Very very large .m8 temporary files

metageni / SUPER-FOCUS

A tool for agile functional analysis of shotgun metagenomic data

GNU General Public License v3.0

21 stars 12 forks source link

Very very large .m8 temporary files #42

Closed theo-allnutt-bioinformatics closed 5 years ago

theo-allnutt-bioinformatics commented 5 years ago

I am running superfocus on 96 samples with ~20GB read files each. As it is running, each sample gives a ~60Gb .m8 file, so space is becoming an issue. Is three any way to alter this behaviour? There is no way I can store 96 x 60Gb files before the run has finished.

Thanks,

metageni commented 5 years ago

@theo-allnutt-bioinformatics Bummer!

I created a PR with a solution for it here (https://github.com/metageni/SUPER-FOCUS/pull/43)

The quick solution deletes these large files.

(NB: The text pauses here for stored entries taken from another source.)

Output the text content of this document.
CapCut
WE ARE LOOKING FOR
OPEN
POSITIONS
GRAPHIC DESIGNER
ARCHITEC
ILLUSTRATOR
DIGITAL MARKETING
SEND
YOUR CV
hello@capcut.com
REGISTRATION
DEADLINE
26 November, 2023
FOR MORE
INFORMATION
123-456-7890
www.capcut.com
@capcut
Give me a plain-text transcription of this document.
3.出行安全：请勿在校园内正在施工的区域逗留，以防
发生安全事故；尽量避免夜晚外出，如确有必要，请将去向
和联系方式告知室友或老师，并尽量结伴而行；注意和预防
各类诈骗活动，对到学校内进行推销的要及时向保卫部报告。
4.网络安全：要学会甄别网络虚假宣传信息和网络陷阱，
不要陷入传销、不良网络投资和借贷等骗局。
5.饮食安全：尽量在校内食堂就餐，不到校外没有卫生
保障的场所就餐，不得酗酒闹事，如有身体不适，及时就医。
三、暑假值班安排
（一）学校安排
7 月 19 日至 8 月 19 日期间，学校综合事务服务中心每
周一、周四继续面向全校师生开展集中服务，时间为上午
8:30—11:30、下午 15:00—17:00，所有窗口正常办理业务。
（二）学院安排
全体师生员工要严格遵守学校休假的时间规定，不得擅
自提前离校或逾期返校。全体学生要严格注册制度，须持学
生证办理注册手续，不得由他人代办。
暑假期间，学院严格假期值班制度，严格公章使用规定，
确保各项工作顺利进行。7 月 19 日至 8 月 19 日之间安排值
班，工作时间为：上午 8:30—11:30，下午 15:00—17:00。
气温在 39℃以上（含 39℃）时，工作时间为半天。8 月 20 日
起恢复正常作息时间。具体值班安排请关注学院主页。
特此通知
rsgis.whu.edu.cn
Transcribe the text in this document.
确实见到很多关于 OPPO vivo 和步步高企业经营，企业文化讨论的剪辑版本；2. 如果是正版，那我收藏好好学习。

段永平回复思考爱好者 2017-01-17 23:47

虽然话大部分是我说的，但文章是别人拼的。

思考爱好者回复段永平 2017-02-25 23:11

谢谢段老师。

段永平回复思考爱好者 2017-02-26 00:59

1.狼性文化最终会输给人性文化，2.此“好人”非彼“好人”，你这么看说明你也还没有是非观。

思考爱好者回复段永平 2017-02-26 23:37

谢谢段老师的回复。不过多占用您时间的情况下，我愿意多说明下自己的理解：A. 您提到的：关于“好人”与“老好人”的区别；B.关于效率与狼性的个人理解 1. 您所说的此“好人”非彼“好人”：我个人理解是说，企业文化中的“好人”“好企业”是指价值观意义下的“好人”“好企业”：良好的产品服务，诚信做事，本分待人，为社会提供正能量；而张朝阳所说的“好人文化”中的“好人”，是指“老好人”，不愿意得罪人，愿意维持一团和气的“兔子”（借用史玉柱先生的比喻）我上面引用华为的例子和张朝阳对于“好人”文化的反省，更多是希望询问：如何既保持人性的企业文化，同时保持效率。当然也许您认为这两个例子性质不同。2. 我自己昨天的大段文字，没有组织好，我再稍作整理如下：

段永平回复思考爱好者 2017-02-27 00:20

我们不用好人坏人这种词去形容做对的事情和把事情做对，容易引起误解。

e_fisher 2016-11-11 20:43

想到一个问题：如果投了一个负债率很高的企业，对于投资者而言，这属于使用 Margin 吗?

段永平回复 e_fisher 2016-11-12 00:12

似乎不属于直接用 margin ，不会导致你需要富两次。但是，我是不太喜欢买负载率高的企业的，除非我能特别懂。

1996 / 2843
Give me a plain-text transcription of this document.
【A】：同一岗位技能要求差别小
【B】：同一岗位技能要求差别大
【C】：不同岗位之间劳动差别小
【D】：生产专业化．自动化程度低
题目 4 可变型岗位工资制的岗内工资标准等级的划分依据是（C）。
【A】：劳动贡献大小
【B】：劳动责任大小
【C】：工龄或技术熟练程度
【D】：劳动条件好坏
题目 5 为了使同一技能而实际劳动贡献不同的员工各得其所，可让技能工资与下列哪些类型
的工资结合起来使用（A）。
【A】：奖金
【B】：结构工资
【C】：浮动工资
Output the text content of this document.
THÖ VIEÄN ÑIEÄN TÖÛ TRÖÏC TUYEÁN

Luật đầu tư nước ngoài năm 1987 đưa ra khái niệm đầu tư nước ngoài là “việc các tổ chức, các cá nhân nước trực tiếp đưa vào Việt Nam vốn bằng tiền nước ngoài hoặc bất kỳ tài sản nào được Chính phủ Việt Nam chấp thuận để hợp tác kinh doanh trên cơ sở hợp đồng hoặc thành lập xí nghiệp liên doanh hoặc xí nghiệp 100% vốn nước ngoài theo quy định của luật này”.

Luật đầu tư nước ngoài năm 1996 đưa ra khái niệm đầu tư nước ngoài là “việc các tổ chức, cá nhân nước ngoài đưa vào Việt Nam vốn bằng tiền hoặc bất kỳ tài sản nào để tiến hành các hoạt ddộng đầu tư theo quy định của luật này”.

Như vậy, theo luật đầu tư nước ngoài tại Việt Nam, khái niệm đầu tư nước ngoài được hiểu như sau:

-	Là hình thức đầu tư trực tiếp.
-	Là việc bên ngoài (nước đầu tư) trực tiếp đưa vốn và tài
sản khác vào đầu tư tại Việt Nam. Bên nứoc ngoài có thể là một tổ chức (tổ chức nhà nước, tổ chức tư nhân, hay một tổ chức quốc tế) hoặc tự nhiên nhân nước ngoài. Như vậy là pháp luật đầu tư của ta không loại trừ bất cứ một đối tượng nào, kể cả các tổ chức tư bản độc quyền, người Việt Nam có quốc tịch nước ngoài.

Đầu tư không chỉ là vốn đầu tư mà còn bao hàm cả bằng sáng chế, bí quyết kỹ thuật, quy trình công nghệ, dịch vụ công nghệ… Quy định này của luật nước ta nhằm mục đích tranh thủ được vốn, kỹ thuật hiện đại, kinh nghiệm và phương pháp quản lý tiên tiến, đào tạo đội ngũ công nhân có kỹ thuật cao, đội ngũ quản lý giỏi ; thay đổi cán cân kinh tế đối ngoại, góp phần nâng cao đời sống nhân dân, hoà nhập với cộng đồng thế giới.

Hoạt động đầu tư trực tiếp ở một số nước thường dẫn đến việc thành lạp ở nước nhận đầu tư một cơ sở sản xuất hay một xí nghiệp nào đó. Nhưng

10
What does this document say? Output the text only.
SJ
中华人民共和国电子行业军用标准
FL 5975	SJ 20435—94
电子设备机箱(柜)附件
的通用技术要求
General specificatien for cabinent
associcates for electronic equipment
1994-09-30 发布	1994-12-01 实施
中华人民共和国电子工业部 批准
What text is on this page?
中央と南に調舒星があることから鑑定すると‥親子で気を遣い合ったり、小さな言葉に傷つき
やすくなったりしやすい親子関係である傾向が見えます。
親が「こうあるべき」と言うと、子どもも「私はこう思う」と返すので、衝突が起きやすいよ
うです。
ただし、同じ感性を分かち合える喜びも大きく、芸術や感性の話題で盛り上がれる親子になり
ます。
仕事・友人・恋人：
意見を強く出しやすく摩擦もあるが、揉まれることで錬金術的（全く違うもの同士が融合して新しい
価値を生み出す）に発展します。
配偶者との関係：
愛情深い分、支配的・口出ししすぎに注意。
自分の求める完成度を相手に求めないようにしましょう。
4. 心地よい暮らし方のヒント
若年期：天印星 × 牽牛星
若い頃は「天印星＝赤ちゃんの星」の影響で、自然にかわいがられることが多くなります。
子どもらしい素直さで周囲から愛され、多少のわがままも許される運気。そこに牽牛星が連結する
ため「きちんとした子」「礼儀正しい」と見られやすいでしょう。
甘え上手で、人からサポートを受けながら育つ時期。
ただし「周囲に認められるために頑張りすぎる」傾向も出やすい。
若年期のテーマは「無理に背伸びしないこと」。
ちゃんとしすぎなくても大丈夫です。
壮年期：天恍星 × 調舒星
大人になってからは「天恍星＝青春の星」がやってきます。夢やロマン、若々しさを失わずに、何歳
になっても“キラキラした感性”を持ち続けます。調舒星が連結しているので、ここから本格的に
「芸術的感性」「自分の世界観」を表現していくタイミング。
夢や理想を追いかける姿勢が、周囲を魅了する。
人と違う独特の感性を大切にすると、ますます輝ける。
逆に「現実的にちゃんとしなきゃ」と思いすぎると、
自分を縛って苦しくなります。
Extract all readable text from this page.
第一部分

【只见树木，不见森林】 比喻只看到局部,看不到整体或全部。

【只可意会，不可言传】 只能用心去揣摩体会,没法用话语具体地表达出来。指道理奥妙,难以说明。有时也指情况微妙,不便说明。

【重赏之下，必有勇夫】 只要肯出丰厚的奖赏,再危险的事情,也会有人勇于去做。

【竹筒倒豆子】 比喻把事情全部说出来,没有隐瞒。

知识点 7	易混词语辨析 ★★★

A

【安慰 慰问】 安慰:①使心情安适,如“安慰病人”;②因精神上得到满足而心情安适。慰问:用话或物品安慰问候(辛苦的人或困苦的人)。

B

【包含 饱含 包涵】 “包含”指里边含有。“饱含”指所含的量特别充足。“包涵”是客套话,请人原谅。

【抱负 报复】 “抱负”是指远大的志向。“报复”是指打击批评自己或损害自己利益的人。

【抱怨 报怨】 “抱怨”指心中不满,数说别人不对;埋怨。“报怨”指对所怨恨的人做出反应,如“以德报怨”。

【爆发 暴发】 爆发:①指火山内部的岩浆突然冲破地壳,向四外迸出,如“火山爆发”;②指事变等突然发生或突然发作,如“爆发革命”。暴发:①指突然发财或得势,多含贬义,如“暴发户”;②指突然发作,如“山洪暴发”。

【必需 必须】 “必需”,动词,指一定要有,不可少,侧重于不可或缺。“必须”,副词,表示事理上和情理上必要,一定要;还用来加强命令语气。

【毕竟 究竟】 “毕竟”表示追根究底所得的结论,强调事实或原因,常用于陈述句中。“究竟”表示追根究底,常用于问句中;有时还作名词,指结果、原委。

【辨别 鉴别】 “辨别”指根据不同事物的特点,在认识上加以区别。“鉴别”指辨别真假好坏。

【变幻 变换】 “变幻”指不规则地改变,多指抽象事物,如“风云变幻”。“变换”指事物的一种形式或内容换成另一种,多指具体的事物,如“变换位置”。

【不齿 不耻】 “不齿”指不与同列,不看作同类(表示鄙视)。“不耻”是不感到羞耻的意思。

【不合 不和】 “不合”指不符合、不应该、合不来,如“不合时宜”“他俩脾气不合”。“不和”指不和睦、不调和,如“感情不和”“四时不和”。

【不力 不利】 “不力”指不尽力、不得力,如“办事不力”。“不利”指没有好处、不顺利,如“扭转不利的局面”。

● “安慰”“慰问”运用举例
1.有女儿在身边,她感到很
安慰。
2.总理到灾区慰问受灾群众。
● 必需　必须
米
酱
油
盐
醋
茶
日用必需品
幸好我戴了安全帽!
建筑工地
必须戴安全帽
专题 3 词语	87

just add -d when you run superfocus. it should delete these large files after every alignment is done and data was parsed.

You probably want to keep the database and not have to download it.

Let me know if you have any problems cloning the new version etc. I will merge it into master once I address other suggestions that people have asked.

Best

metageni commented 5 years ago

I actually merged it into master, but no version was released it.

theo-allnutt-bioinformatics commented 5 years ago

Thanks very much. I will try it on my next run. Does this mean that I can delete the alignment files for completed samples while it is still running?

metageni commented 5 years ago

Yes, once the alignment is done and the file is parsed, it can be deleted. So that is what the -d will do. I left the original alignments because some people like having it.

So if you have 90 samples, alignment of sample 1 will be deleted before the alignment of sample 2 start, and parsed results will be stored in the dict.

theo-allnutt-bioinformatics commented 5 years ago

Great, thanks for your quick reples.